A teoria quântica foi sendo construída ao longo do século passado,
a partir de uma série de experimentos conhecidos como “Experimentos de
Física Moderna”. Para sermos mais claros, porém, começaremos esse
curso por construir claramente o conceito de comportamento quântico,
discutindo dois tipos de experimentos imaginários: com partículas e com
ondas. Pretendemos assim criar um panorama para a física quântica para
depois retomar um caminho que segue a cronologia histórica: quais foram
os primeiros experimentos que evidenciaram a natureza quântica da
matéria, qual foi a descrição teórica dada a esses experimentos.

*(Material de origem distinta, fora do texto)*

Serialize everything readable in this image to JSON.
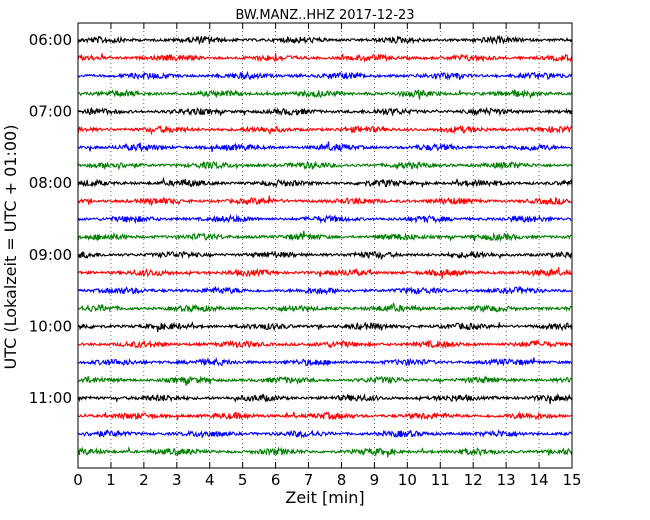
{
  "chart_data": {
    "type": "line",
    "title": "BW.MANZ..HHZ 2017-12-23",
    "xlabel": "Zeit  [min]",
    "ylabel": "UTC (Lokalzeit = UTC + 01:00)",
    "xlim": [
      0,
      15
    ],
    "x_ticks": [
      "0",
      "1",
      "2",
      "3",
      "4",
      "5",
      "6",
      "7",
      "8",
      "9",
      "10",
      "11",
      "12",
      "13",
      "14",
      "15"
    ],
    "y_ticks": [
      "06:00",
      "07:00",
      "08:00",
      "09:00",
      "10:00",
      "11:00"
    ],
    "grid": "vertical dotted",
    "trace_colors": [
      "#000000",
      "#ff0000",
      "#0000ff",
      "#008000"
    ],
    "traces": [
      {
        "start": "06:00"
      },
      {
        "start": "06:15"
      },
      {
        "start": "06:30"
      },
      {
        "start": "06:45"
      },
      {
        "start": "07:00"
      },
      {
        "start": "07:15"
      },
      {
        "start": "07:30"
      },
      {
        "start": "07:45"
      },
      {
        "start": "08:00"
      },
      {
        "start": "08:15"
      },
      {
        "start": "08:30"
      },
      {
        "start": "08:45"
      },
      {
        "start": "09:00"
      },
      {
        "start": "09:15"
      },
      {
        "start": "09:30"
      },
      {
        "start": "09:45"
      },
      {
        "start": "10:00"
      },
      {
        "start": "10:15"
      },
      {
        "start": "10:30"
      },
      {
        "start": "10:45"
      },
      {
        "start": "11:00"
      },
      {
        "start": "11:15"
      },
      {
        "start": "11:30"
      },
      {
        "start": "11:45"
      }
    ]
  }
}
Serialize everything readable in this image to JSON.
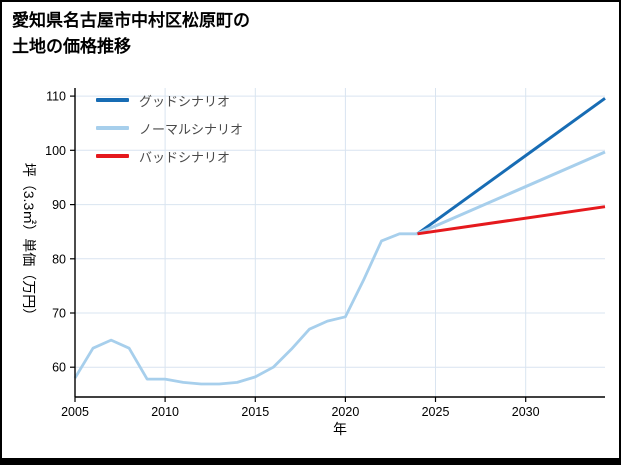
{
  "page": {
    "title_line1": "愛知県名古屋市中村区松原町の",
    "title_line2": "土地の価格推移"
  },
  "chart_data": {
    "type": "line",
    "title": "愛知県名古屋市中村区松原町の土地の価格推移",
    "xlabel": "年",
    "ylabel": "坪（3.3㎡）単価（万円）",
    "xlim": [
      2005,
      2034.4
    ],
    "ylim": [
      54.5,
      111.5
    ],
    "xticks": [
      2005,
      2010,
      2015,
      2020,
      2025,
      2030
    ],
    "yticks": [
      60,
      70,
      80,
      90,
      100,
      110
    ],
    "grid": true,
    "grid_color": "#d9e4f0",
    "axis_color": "#000000",
    "legend_position": "upper-left",
    "series": [
      {
        "id": "historical",
        "label": null,
        "in_legend": false,
        "color": "#a7cfec",
        "width": 2.8,
        "x": [
          2005,
          2006,
          2007,
          2008,
          2009,
          2010,
          2011,
          2012,
          2013,
          2014,
          2015,
          2016,
          2017,
          2018,
          2019,
          2020,
          2021,
          2022,
          2023,
          2024
        ],
        "y": [
          58,
          63.5,
          65,
          63.5,
          57.8,
          57.8,
          57.2,
          56.9,
          56.9,
          57.2,
          58.2,
          60,
          63.3,
          67,
          68.5,
          69.3,
          76,
          83.3,
          84.6,
          84.6
        ]
      },
      {
        "id": "good-scenario",
        "label": "グッドシナリオ",
        "in_legend": true,
        "color": "#176cb4",
        "width": 3,
        "x": [
          2024,
          2034.4
        ],
        "y": [
          84.6,
          109.6
        ]
      },
      {
        "id": "normal-scenario",
        "label": "ノーマルシナリオ",
        "in_legend": true,
        "color": "#a7cfec",
        "width": 3,
        "x": [
          2024,
          2034.4
        ],
        "y": [
          84.6,
          99.7
        ]
      },
      {
        "id": "bad-scenario",
        "label": "バッドシナリオ",
        "in_legend": true,
        "color": "#e5191d",
        "width": 3,
        "x": [
          2024,
          2034.4
        ],
        "y": [
          84.6,
          89.6
        ]
      }
    ]
  }
}
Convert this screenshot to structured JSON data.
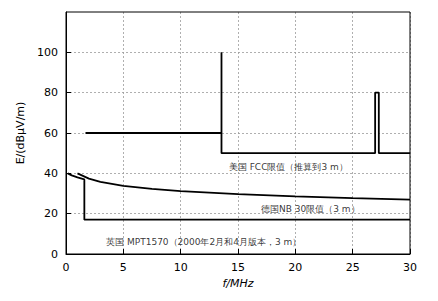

Vamos apresentar também alguns aplicativos de simulação em
computador, chamados applets. Com eles, os experimentos são simulados
por meio de programação, muitos de forma interativa, permitindo ao
usuário alterar seus parâmetros, por exemplo. Na rede internacional de
computadores, a Internet, há inúmeras páginas criadas por físicos de
várias universidades do mundo, com programas desse tipo, que são
bastante úteis para ilustrar os conceitos apresentados. Ao final, vamos
apresentar exemplos e atividades para fixação dos conceitos discutidos.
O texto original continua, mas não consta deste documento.